Car dans le retail alimentaire, la performance ne se joue pas uniquement en magasin.
Elle se joue aussi dans les entrepôts, les prévisions, les stocks, les flux fournisseurs, les référentiels articles, les systèmes d’information, les coûts logistiques et la disponibilité produit.
C’est là que son parcours devient intéressant.
Prendre la direction d’une enseigne après avoir piloté la supply chain, ce n’est pas simplement changer de fonction.
C’est passer d’un rôle qui organise les flux à un rôle qui doit transformer ces flux en performance commerciale, opérationnelle et client.
Supermarché Match n’est pas une enseigne neutre dans le paysage Carrefour. C’est une enseigne avec son histoire, ses magasins, ses équipes, ses habitudes, ses clients, ses assortiments et son ancrage local.
La diriger, ce n’est donc pas seulement appliquer un modèle groupe. C’est réussir à faire fonctionner ensemble une enseigne, un réseau de magasins, des fournisseurs, des opérations terrain et une organisation Carrefour plus large.
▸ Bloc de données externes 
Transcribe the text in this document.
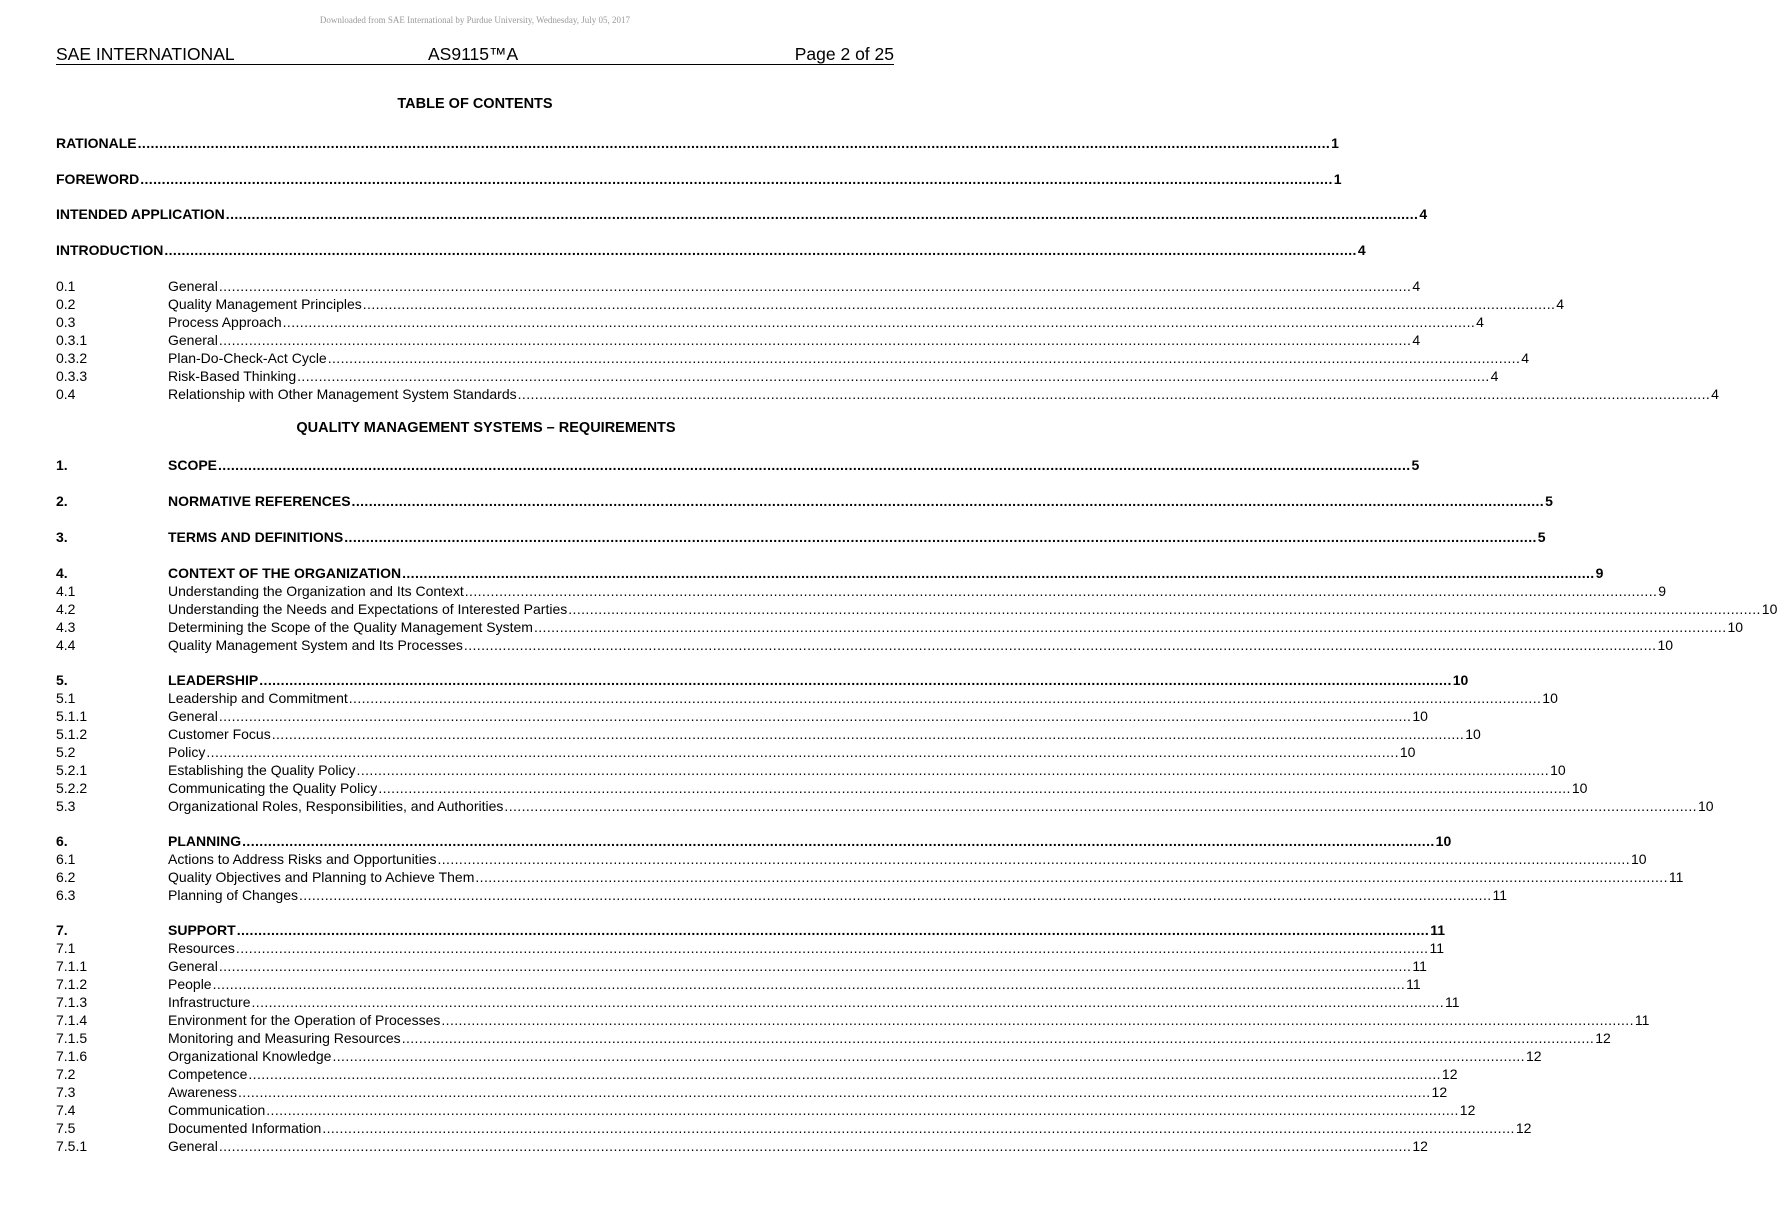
Downloaded from SAE International by Purdue University, Wednesday, July 05, 2017
SAE INTERNATIONAL	AS9115™A	Page 2 of 25
TABLE OF CONTENTS
RATIONALE ...................................................................................................................................................................................................................................................................................... 1
FOREWORD ...................................................................................................................................................................................................................................................................................... 1
INTENDED APPLICATION ...................................................................................................................................................................................................................................................................................... 4
INTRODUCTION ...................................................................................................................................................................................................................................................................................... 4
0.1	General ...................................................................................................................................................................................................................................................................................... 4
0.2	Quality Management Principles ...................................................................................................................................................................................................................................................................................... 4
0.3	Process Approach ...................................................................................................................................................................................................................................................................................... 4
0.3.1	General ...................................................................................................................................................................................................................................................................................... 4
0.3.2	Plan-Do-Check-Act Cycle ...................................................................................................................................................................................................................................................................................... 4
0.3.3	Risk-Based Thinking ...................................................................................................................................................................................................................................................................................... 4
0.4	Relationship with Other Management System Standards ...................................................................................................................................................................................................................................................................................... 4
QUALITY MANAGEMENT SYSTEMS – REQUIREMENTS
1.	SCOPE ...................................................................................................................................................................................................................................................................................... 5
2.	NORMATIVE REFERENCES ...................................................................................................................................................................................................................................................................................... 5
3.	TERMS AND DEFINITIONS ...................................................................................................................................................................................................................................................................................... 5
4.	CONTEXT OF THE ORGANIZATION ...................................................................................................................................................................................................................................................................................... 9
4.1	Understanding the Organization and Its Context ...................................................................................................................................................................................................................................................................................... 9
4.2	Understanding the Needs and Expectations of Interested Parties ...................................................................................................................................................................................................................................................................................... 10
4.3	Determining the Scope of the Quality Management System ...................................................................................................................................................................................................................................................................................... 10
4.4	Quality Management System and Its Processes ...................................................................................................................................................................................................................................................................................... 10
5.	LEADERSHIP ...................................................................................................................................................................................................................................................................................... 10
5.1	Leadership and Commitment ...................................................................................................................................................................................................................................................................................... 10
5.1.1	General ...................................................................................................................................................................................................................................................................................... 10
5.1.2	Customer Focus ...................................................................................................................................................................................................................................................................................... 10
5.2	Policy ...................................................................................................................................................................................................................................................................................... 10
5.2.1	Establishing the Quality Policy ...................................................................................................................................................................................................................................................................................... 10
5.2.2	Communicating the Quality Policy ...................................................................................................................................................................................................................................................................................... 10
5.3	Organizational Roles, Responsibilities, and Authorities ...................................................................................................................................................................................................................................................................................... 10
6.	PLANNING ...................................................................................................................................................................................................................................................................................... 10
6.1	Actions to Address Risks and Opportunities ...................................................................................................................................................................................................................................................................................... 10
6.2	Quality Objectives and Planning to Achieve Them ...................................................................................................................................................................................................................................................................................... 11
6.3	Planning of Changes ...................................................................................................................................................................................................................................................................................... 11
7.	SUPPORT ...................................................................................................................................................................................................................................................................................... 11
7.1	Resources ...................................................................................................................................................................................................................................................................................... 11
7.1.1	General ...................................................................................................................................................................................................................................................................................... 11
7.1.2	People ...................................................................................................................................................................................................................................................................................... 11
7.1.3	Infrastructure ...................................................................................................................................................................................................................................................................................... 11
7.1.4	Environment for the Operation of Processes ...................................................................................................................................................................................................................................................................................... 11
7.1.5	Monitoring and Measuring Resources ...................................................................................................................................................................................................................................................................................... 12
7.1.6	Organizational Knowledge ...................................................................................................................................................................................................................................................................................... 12
7.2	Competence ...................................................................................................................................................................................................................................................................................... 12
7.3	Awareness ...................................................................................................................................................................................................................................................................................... 12
7.4	Communication ...................................................................................................................................................................................................................................................................................... 12
7.5	Documented Information ...................................................................................................................................................................................................................................................................................... 12
7.5.1	General ...................................................................................................................................................................................................................................................................................... 12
Et c’est là que le sujet devient supply chain.
Dans la grande distribution, un bon concept magasin ne suffit pas si les produits ne sont pas disponibles.
Une promesse prix ne tient pas longtemps si les coûts logistiques dérapent.
Une transformation d’enseigne ne fonctionne pas si les données articles, les systèmes, les stocks et les équipes terrain ne suivent pas.
Ce que le grand public voit, ce sont des rayons, des prix et des magasins.
Ce que les professionnels supply chain voient, c’est une mécanique d’exécution où chaque décision commerciale finit par passer par les flux.
Mourad Bensadik ne prend donc pas seulement la direction d’une enseigne. Il incarne aussi une évolution intéressante : celle de profils supply chain qui passent progressivement du rôle de support opérationnel à celui de dirigeants business. Dans la grande distribution, cette expérience change forcément le regard.
Quand on a piloté les flux, les stocks, les coûts logistiques et la disponibilité produit, on sait qu’une stratégie ne se juge pas uniquement à sa cohérence sur le papier.
Elle se juge surtout à sa capacité à tenir en magasin, dans les entrepôts, dans les systèmes et auprès des équipes terrain.
Mourad Bensadik a pris la direction générale de Supermarché Match début 2026.